Alumna’s 99 portraits are an intimate look at life with debt
Brittany M. Powell’s graduate thesis sparked years of photography, culminating in a new book
A photograph inside alumna Brittany M. Powell’s (M.F.A., ’15) recent book shows a young woman sitting in her living room surrounded by the stereotypical trappings of millennial life: mid-century modern furniture, a handful of books with artistic covers and colorful framed prints. At first glance, the photo could be pulled from an interior design website about urban living. But the caption — a handwritten note by the subject — tells a different story.
“Debt Portrait #17, Portland, OR 2014,” it says. “Wynde Dyer, artist and cab driver. $150,000 +/-.”
The photo of Dyer is just one of the 99 portraits Powell captured in her book, “The Debt Project: 99 Portraits Across America.” It’s a project she began in 2013 as a graduate student in photography at San Francisco State University. Her work is both personal — Powell is one of the 99 portraits — and political.
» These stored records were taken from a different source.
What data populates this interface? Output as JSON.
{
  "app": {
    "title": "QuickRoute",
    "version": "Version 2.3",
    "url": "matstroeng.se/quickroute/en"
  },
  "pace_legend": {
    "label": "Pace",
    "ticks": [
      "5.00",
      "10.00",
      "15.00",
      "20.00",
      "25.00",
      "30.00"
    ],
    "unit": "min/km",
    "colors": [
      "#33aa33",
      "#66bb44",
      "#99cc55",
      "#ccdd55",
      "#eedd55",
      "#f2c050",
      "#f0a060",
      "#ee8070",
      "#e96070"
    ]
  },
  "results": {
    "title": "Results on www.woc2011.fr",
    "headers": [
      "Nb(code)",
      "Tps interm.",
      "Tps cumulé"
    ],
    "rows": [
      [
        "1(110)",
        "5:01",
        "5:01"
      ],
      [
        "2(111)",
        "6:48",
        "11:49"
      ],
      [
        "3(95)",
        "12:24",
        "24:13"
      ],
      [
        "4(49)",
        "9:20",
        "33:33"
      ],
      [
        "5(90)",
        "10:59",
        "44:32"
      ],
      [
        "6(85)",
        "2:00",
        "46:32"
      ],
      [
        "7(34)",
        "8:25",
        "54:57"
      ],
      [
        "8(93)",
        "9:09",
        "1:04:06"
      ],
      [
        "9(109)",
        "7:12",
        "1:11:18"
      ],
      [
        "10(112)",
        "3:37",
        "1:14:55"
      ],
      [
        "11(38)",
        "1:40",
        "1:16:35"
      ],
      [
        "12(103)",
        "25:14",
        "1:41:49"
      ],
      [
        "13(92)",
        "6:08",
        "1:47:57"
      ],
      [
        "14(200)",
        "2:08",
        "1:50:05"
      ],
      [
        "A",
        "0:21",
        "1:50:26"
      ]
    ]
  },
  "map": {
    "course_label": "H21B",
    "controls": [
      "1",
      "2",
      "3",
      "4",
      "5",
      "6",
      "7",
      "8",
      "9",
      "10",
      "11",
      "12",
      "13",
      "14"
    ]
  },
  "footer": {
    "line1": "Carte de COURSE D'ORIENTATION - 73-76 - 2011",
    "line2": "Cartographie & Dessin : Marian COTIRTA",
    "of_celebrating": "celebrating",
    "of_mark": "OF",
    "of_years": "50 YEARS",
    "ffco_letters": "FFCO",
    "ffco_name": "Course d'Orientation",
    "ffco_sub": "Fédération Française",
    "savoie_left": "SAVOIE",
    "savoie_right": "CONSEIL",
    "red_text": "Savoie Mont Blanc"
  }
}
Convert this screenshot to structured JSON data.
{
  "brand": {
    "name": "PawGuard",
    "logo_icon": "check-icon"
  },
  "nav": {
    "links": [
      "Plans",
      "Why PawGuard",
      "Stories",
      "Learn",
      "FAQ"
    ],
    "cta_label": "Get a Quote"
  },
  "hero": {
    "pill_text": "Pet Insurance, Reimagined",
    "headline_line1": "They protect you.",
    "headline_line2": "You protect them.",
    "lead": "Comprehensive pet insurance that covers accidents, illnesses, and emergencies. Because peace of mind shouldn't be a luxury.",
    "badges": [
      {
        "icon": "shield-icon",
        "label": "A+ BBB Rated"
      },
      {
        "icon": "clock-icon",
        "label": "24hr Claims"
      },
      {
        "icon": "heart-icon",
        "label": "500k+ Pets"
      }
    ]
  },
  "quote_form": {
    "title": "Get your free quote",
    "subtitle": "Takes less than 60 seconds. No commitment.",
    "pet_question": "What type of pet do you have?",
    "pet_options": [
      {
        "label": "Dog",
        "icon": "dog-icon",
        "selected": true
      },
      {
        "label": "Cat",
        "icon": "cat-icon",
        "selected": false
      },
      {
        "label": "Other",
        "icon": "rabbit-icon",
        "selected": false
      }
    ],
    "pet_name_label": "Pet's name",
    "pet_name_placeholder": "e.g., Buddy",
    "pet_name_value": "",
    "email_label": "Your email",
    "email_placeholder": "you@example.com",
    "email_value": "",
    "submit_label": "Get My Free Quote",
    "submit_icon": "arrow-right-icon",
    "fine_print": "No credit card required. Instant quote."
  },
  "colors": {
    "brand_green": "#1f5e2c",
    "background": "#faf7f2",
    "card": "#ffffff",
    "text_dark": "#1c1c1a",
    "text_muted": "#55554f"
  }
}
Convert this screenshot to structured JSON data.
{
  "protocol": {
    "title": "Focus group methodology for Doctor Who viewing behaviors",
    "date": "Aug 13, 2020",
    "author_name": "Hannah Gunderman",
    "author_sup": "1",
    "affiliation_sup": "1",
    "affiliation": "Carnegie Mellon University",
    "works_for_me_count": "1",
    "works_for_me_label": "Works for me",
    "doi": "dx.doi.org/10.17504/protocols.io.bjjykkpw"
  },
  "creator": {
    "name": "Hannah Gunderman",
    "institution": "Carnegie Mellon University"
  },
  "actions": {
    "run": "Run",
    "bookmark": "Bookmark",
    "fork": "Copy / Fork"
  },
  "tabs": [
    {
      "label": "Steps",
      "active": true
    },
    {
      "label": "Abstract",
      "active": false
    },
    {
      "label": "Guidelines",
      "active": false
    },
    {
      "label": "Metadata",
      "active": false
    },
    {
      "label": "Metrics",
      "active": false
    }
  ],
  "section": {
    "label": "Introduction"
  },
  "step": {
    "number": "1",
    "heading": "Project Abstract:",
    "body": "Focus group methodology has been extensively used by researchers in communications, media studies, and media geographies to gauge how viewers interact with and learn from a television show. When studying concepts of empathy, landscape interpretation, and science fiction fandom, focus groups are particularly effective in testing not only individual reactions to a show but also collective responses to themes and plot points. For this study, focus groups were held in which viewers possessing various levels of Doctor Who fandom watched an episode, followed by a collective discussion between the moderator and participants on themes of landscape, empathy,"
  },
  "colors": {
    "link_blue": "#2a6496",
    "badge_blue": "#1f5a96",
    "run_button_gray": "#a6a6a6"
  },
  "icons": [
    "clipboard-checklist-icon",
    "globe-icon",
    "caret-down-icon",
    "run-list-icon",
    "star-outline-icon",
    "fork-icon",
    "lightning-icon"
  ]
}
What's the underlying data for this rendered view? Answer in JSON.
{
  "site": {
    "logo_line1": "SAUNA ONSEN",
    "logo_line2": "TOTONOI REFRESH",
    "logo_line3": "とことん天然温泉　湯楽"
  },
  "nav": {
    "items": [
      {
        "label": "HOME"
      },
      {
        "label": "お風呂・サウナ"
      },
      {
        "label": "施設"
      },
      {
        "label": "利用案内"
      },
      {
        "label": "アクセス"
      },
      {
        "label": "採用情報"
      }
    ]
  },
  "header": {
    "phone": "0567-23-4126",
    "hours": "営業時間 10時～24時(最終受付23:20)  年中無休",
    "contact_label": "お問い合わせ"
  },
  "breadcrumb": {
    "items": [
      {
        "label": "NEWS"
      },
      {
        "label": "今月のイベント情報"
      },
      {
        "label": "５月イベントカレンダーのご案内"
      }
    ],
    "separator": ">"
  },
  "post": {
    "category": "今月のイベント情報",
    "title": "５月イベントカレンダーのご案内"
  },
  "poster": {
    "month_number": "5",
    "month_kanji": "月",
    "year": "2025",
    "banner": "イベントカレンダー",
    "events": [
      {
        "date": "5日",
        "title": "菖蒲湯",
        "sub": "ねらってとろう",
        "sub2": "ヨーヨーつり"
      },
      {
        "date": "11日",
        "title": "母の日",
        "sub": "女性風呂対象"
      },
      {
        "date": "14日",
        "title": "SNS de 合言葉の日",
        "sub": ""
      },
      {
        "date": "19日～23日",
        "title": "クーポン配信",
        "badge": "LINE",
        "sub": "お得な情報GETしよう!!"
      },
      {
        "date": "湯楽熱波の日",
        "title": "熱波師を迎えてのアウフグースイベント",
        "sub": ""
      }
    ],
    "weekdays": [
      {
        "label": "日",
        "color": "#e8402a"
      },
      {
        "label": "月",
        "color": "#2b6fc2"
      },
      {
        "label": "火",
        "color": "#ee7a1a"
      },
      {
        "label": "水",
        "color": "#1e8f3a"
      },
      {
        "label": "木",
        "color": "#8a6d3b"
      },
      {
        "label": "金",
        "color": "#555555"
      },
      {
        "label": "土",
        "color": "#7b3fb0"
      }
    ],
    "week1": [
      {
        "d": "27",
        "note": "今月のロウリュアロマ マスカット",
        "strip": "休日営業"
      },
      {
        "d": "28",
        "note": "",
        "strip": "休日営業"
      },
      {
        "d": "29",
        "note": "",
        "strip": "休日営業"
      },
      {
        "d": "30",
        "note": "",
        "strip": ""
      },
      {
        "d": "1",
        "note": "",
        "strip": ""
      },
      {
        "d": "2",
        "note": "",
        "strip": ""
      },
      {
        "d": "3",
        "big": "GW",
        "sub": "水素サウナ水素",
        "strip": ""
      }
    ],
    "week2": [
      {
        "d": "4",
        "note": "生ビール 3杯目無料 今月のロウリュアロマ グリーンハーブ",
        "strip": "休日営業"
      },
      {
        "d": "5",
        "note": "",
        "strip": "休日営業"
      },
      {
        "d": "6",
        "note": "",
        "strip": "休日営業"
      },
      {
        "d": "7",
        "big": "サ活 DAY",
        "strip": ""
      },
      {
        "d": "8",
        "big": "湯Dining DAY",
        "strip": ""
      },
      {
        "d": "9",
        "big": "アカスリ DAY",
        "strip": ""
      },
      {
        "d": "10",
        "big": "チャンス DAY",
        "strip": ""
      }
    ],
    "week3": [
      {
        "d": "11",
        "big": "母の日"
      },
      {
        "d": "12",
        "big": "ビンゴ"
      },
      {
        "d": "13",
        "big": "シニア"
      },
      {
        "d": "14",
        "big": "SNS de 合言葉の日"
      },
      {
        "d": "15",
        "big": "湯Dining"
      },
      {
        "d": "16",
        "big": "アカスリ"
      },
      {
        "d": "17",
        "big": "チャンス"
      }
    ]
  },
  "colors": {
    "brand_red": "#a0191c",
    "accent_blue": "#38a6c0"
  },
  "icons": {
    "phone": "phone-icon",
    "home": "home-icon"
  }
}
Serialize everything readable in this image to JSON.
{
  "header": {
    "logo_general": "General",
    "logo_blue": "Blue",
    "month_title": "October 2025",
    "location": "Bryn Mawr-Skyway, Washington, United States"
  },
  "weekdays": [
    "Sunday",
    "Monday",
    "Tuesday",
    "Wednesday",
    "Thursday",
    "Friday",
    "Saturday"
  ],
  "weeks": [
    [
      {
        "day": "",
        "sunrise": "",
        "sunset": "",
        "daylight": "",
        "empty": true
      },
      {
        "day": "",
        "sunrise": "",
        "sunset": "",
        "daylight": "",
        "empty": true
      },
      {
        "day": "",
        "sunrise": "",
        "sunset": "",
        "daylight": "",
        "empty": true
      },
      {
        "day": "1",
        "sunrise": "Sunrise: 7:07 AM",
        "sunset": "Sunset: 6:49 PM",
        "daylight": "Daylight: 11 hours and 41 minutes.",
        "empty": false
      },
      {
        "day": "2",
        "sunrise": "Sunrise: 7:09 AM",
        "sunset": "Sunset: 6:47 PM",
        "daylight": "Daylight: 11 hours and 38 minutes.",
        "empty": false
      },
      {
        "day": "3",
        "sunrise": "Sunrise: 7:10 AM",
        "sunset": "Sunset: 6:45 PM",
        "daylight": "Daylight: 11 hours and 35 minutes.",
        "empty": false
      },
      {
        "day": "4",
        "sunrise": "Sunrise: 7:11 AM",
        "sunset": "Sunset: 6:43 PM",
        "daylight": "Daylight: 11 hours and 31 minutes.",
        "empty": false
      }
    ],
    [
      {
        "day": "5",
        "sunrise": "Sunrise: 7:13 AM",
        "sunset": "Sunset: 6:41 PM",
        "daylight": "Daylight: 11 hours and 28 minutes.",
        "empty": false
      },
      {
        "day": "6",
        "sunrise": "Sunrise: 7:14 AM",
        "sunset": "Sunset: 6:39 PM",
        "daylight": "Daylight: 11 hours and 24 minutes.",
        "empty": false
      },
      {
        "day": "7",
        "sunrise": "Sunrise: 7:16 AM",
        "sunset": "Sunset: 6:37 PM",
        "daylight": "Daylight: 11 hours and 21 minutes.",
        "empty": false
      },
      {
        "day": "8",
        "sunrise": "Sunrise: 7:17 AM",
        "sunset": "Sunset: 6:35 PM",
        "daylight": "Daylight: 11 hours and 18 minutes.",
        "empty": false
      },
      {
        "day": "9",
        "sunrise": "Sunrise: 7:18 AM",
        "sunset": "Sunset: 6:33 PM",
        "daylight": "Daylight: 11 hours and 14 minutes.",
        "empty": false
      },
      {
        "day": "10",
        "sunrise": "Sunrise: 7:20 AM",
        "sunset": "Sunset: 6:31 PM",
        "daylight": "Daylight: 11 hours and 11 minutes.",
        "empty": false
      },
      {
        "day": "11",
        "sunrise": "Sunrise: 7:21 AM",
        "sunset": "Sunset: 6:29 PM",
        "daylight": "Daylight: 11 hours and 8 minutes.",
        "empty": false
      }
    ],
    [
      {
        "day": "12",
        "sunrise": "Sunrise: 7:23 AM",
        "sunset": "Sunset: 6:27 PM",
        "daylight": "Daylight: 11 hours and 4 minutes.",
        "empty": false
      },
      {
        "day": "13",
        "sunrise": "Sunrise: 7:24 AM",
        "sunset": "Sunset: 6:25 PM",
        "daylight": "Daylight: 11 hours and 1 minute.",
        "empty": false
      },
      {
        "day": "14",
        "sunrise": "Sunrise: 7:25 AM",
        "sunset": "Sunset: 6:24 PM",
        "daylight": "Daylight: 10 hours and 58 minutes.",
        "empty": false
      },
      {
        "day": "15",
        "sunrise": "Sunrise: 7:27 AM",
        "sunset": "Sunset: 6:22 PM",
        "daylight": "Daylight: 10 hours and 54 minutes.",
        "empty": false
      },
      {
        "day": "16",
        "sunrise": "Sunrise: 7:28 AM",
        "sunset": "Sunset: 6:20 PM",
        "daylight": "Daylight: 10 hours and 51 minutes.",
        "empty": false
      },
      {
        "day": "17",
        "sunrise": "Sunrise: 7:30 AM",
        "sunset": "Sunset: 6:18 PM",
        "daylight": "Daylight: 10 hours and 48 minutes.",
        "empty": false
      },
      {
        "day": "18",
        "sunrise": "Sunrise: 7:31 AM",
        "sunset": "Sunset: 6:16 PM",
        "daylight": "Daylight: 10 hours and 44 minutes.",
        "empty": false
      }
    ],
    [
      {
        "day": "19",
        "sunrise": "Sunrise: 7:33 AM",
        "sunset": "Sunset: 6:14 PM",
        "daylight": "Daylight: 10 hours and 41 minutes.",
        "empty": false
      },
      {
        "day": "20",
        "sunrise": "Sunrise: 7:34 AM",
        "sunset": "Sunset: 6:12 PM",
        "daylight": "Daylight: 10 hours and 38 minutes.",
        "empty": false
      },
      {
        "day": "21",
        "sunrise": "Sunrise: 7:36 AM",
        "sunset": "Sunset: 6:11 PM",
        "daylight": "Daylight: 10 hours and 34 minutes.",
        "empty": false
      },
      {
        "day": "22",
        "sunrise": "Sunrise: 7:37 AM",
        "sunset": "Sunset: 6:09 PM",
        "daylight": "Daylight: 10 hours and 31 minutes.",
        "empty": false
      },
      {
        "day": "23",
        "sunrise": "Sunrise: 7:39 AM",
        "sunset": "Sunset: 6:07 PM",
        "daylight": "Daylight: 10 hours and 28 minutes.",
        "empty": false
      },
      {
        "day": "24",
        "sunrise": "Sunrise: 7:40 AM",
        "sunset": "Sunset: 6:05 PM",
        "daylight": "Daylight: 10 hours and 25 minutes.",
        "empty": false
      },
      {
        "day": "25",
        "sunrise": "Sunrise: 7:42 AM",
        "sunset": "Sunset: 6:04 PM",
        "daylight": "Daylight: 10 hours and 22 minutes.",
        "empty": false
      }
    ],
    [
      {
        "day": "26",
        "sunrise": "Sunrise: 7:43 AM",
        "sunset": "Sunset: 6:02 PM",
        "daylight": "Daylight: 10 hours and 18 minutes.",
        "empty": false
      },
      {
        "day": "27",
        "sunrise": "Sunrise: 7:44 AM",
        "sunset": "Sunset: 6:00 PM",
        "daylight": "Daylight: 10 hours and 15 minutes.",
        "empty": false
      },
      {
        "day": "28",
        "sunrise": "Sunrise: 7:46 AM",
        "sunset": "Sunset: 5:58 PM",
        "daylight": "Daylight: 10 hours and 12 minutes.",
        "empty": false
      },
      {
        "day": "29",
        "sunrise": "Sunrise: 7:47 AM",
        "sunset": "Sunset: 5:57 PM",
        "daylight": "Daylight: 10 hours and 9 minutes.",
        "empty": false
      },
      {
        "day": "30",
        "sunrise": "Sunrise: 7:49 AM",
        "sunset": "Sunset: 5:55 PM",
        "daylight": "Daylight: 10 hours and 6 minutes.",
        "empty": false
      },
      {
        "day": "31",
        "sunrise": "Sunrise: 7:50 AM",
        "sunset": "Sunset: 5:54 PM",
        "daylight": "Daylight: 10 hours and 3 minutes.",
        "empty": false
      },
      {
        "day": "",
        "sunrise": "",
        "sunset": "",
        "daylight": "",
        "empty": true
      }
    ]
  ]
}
The decision to capture 99 portraits was a nod to the 2008 Great Recession and the Occupy Wall Street-era slogan “We are the 99%.” Powell hopes her work advances conversations around income inequality and the widening wealth gap.
Powell composed the portraits in the style of Flemish paintings, which depicted their subjects surrounded by personal possessions. Powell’s subjects are posed solemnly in their homes, among their knickknacks, plants and books. Accompanying the photos are handwritten explanations that detail the origin and amount of their debt load. The most common culprit: student loans and credit card debt. In Dyer’s case, her mother committed credit card fraud in her name.
Like Dyer, Powell’s issue wasn’t student debt. Her problems began when a career as a freelance photographer wasn’t panning out, she says. Although her work appeared on National Geographic TV, it was too hard to make a living. “I struggled to make ends meet living in San Francisco, especially after the economic collapse in 2008,” she said. She wanted a career that offered financial stability. When she settled on teaching as an option, she filed for bankruptcy and applied to graduate school at SF State.
The faculty at the University intimately shaped the project, she says. “I had some very grueling critiques with professors who pushed me to create new meaningful work, which led me to start this project about my experience with debt,” she said.
The project started off small — just 20 or so portraits of people she knew. But her professors told her it needed to include more diverse voices. So Powell launched a crowdfunding campaign on Kickstarter with the goal of completing 99 portraits. When she graduated in 2015, she had 35 subjects, which she posted on her website thedebtproject.net.
Over the next several years, she chipped away at the rest of the photographs. To recruit participants, she posted ads on Craigslist explaining her intentions and sharing her own personal story with debt. She also reached out to churches and nonprofit organizations. Several conversations with her subjects would follow.
“Most everybody participated because they felt like they had something to say about the subject,” Powell added. “They felt like they’d had an experience that they wanted to share and that it would be cathartic in some way to do that.”
In the seven years it took to complete the project, Powell moved to Vermont and began teaching and working in the marketing department of a college. She also became a mom. Just before the world shut down due to COVID-19 she finished her project, and the book was published in October 2020.
While her book took years to complete, the topic couldn’t be more relevant today. “My hope has always been that the project would contribute to the bigger conversation,” she said. And it has. Powell says activists have reached out to tell told her the book has been helpful in raising awareness around the issue of student debt and making people in these situations feel less alone.
Powell also hopes that the images demonstrate the importance of the arts — usually one of first fields to feel the squeeze when communities start tightening their belts. “We have such an opportunity to really think about how the arts and culture are so vital to our nation and how we should be funding them and supporting them,” she said. “We have an opportunity to really think about that as we rebuild so much of our economy that’s getting destroyed.”